According to the Vietnam Gold Business Association, with the $3.5 billion worth of turnover and the annual growth rate of 25 percent, the gold market has been very attractive in the eyes of foreign investors.

In developed countries, gold jewelries have been mostly exported, while Vietnam still cannot find the outlets for its jewelry products. Every year, Hong Kong exports $3 billion worth of gold jewelries, while the figure is no more than $500 million for Vietnam.

The inner problems of the Vietnamese gold jewelry market have been settled yet, while foreign investors are attempting to jump into the market. Five groups of businesses from France, Brazil, Hong Kong, Thailand and Malaysia have come to HCM City to explore the Vietnamese market so far this year.

Observers have noted the presence of a lot of foreign businesses at the 2013 International Jewelry Trade Fair. A report showed that 30 enterprises from Hong Kong, Thailand, India and Italia came there to look for business opportunities.

Nguyen Van Dung, Chair of the HCM City Jewelry Association, said the foreign enterprises came to Vietnam not to look for distributors, but for the partners who can team up with them to set up the companies which make gold jewelry products. Through the joint ventures, they would set up representative offices, or production workshops in Vietnam.

In the immediate time, the foreign businesses would bring their products to display at shopping centers and supermarkets.

In fact, a lot of foreign jewelry brands have appeared at shopping malls and supermarkets in Vietnam already. The products are believed to penetrate the domestic market across the border gates, i.e. they are brought to Vietnam by the travelers entering the country.
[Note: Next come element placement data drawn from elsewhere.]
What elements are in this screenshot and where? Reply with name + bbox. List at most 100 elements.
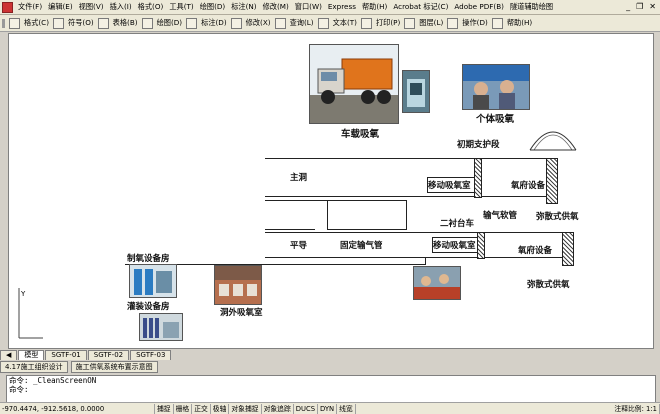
drawing-canvas[interactable]: 车载吸氧 个体吸氧 初期支护段 主洞 移动吸氧室 氧府设备 弥散式供氧 二衬台车… bbox=[8, 33, 654, 349]
oxygen-hose-label: 输气软管 bbox=[483, 211, 518, 221]
toolbar-table[interactable]: 表格(B) bbox=[111, 15, 140, 31]
menu-file[interactable]: 文件(F) bbox=[15, 0, 45, 14]
menu-tools[interactable]: 工具(T) bbox=[166, 0, 196, 14]
truck-interior-photo bbox=[402, 70, 430, 113]
truck-photo bbox=[309, 44, 399, 124]
menu-window[interactable]: 窗口(W) bbox=[292, 0, 325, 14]
menu-draw[interactable]: 绘图(D) bbox=[197, 0, 229, 14]
individual-oxygen-photo bbox=[462, 64, 530, 110]
tab-sgtf-02[interactable]: SGTF-02 bbox=[87, 350, 130, 360]
face-hatch-2 bbox=[562, 232, 574, 266]
oxygen-equipment-1-label: 氧府设备 bbox=[511, 181, 546, 191]
document-taskbar: 4.17施工组织设计 施工供氧系统布置示意图 bbox=[0, 360, 660, 373]
tab-sgtf-01[interactable]: SGTF-01 bbox=[45, 350, 87, 360]
toolbar-operation[interactable]: 操作(D) bbox=[460, 15, 490, 31]
menu-express[interactable]: Express bbox=[325, 0, 359, 14]
main-tunnel-label: 主洞 bbox=[290, 173, 308, 183]
main-tunnel-bottom-line bbox=[265, 196, 555, 197]
operation-icon[interactable] bbox=[447, 17, 459, 29]
coordinate-readout: -970.4474, -912.5618, 0.0000 bbox=[0, 403, 155, 414]
close-icon[interactable]: ✕ bbox=[649, 2, 656, 11]
toolbar-draw[interactable]: 绘图(D) bbox=[155, 15, 185, 31]
dispersion-supply-2-label: 弥散式供氧 bbox=[527, 280, 570, 290]
toolbar-dimension[interactable]: 标注(D) bbox=[199, 15, 229, 31]
mobile-oxygen-room-1-label: 移动吸氧室 bbox=[428, 181, 471, 191]
toolbar-format[interactable]: 格式(C) bbox=[22, 15, 51, 31]
table-icon[interactable] bbox=[97, 17, 109, 29]
supply-pipe-riser bbox=[425, 257, 426, 265]
task-construction-design[interactable]: 4.17施工组织设计 bbox=[0, 360, 68, 373]
menu-tunnel-tools[interactable]: 隧道辅助绘图 bbox=[507, 0, 556, 14]
tab-sgtf-03[interactable]: SGTF-03 bbox=[130, 350, 172, 360]
menu-bar: 文件(F) 编辑(E) 视图(V) 插入(I) 格式(O) 工具(T) 绘图(D… bbox=[0, 0, 660, 15]
command-history-line: 命令: _CleanScreenON bbox=[9, 376, 97, 385]
annotation-scale[interactable]: 注释比例: 1:1 bbox=[612, 403, 660, 414]
otrack-toggle[interactable]: 对象追踪 bbox=[262, 403, 294, 414]
menu-modify[interactable]: 修改(M) bbox=[260, 0, 292, 14]
toolbar-symbol[interactable]: 符号(O) bbox=[66, 15, 96, 31]
toolbar-text[interactable]: 文本(T) bbox=[331, 15, 359, 31]
print-icon[interactable] bbox=[360, 17, 372, 29]
menu-dimension[interactable]: 标注(N) bbox=[228, 0, 259, 14]
toolbar-print[interactable]: 打印(P) bbox=[374, 15, 402, 31]
oxygen-plant-photo bbox=[129, 264, 177, 298]
menu-format[interactable]: 格式(O) bbox=[135, 0, 167, 14]
draw-icon[interactable] bbox=[141, 17, 153, 29]
layer-icon[interactable] bbox=[404, 17, 416, 29]
format-icon[interactable] bbox=[9, 17, 20, 29]
tab-nav-first-icon[interactable]: ◀ bbox=[0, 350, 18, 360]
toolbar-modify[interactable]: 修改(X) bbox=[244, 15, 273, 31]
toolbar-grip-icon bbox=[2, 18, 5, 28]
ortho-toggle[interactable]: 正交 bbox=[192, 403, 211, 414]
outside-oxygen-room-photo bbox=[214, 265, 262, 305]
mobile-room-photo bbox=[413, 266, 461, 300]
grid-toggle[interactable]: 栅格 bbox=[174, 403, 193, 414]
support-section-label: 初期支护段 bbox=[457, 140, 500, 150]
middle-passage bbox=[327, 200, 407, 230]
truck-oxygen-label: 车载吸氧 bbox=[341, 129, 380, 140]
toolbar-help[interactable]: 帮助(H) bbox=[505, 15, 534, 31]
menu-edit[interactable]: 编辑(E) bbox=[45, 0, 76, 14]
toolbar-layer[interactable]: 图层(L) bbox=[417, 15, 445, 31]
toolbar: 格式(C) 符号(O) 表格(B) 绘图(D) 标注(D) 修改(X) 查询(L… bbox=[0, 15, 660, 32]
lining-hatch-1 bbox=[474, 158, 482, 198]
symbol-icon[interactable] bbox=[53, 17, 65, 29]
svg-text:Y: Y bbox=[20, 290, 26, 298]
dyn-toggle[interactable]: DYN bbox=[318, 403, 338, 414]
menu-adobe-pdf[interactable]: Adobe PDF(B) bbox=[451, 0, 507, 14]
modify-icon[interactable] bbox=[230, 17, 242, 29]
pingdao-top-line bbox=[265, 232, 571, 233]
command-prompt-line[interactable]: 命令: bbox=[7, 385, 655, 394]
ucs-icon: Y bbox=[18, 288, 43, 339]
text-icon[interactable] bbox=[317, 17, 329, 29]
lineweight-toggle[interactable]: 线宽 bbox=[337, 403, 356, 414]
filling-room-photo bbox=[139, 313, 183, 341]
ducs-toggle[interactable]: DUCS bbox=[294, 403, 319, 414]
query-icon[interactable] bbox=[274, 17, 286, 29]
app-icon bbox=[2, 1, 13, 13]
menu-help[interactable]: 帮助(H) bbox=[359, 0, 390, 14]
layout-tabs: ◀ 模型 SGTF-01 SGTF-02 SGTF-03 bbox=[0, 349, 660, 360]
menu-acrobat[interactable]: Acrobat 标记(C) bbox=[390, 0, 451, 14]
polar-toggle[interactable]: 极轴 bbox=[211, 403, 230, 414]
osnap-toggle[interactable]: 对象捕捉 bbox=[229, 403, 262, 414]
oxygen-plant-label: 制氧设备房 bbox=[127, 254, 170, 264]
help-icon[interactable] bbox=[491, 17, 503, 29]
minimize-icon[interactable]: _ bbox=[626, 2, 630, 11]
dimension-icon[interactable] bbox=[186, 17, 198, 29]
command-line[interactable]: 命令: _CleanScreenON 命令: bbox=[6, 375, 656, 403]
fixed-pipe-label: 固定输气管 bbox=[340, 241, 383, 251]
snap-toggle[interactable]: 捕捉 bbox=[155, 403, 174, 414]
toolbar-query[interactable]: 查询(L) bbox=[288, 15, 316, 31]
status-bar: -970.4474, -912.5618, 0.0000 捕捉 栅格 正交 极轴… bbox=[0, 402, 660, 414]
pingdao-label: 平导 bbox=[290, 241, 308, 251]
arch-sketch bbox=[529, 131, 577, 151]
menu-view[interactable]: 视图(V) bbox=[76, 0, 107, 14]
filling-room-label: 灌装设备房 bbox=[127, 302, 170, 312]
task-oxygen-layout[interactable]: 施工供氧系统布置示意图 bbox=[70, 360, 158, 373]
individual-oxygen-label: 个体吸氧 bbox=[476, 114, 515, 125]
tab-model[interactable]: 模型 bbox=[18, 350, 45, 360]
restore-icon[interactable]: ❐ bbox=[636, 2, 643, 11]
menu-insert[interactable]: 插入(I) bbox=[107, 0, 135, 14]
face-hatch-1 bbox=[546, 158, 558, 204]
Meanwhile, analysts say Vietnamese enterprises are facing big difficulties because they have not made appropriate investments in the production and they cannot control the input material sources, therefore, they cannot compete with foreign companies in prices.

Due to the current strict regulations, a lot of jewelry companies have to collect materials from unofficial supply sources at high prices (VND4 million per tael higher than the world’s price on average). They also cannot borrow money from banks to make jewelries.  

Therefore, though having been warned that foreign firms may crush them when they come to Vietnam, the enterprises still cannot do anything to defend themselves.

Anticipating the big difficulties, a lot of jewelry companies have left the market. 70 percent of the total 3,000 enterprises has dissolved or stopped production.

Vietnamese enterprises would not only face big difficulties in the home market, but would also find it difficult to export their products due to the high export tariff of up to 10 percent. Meanwhile, Thailand, India and China impose zero percent on jewelry exports.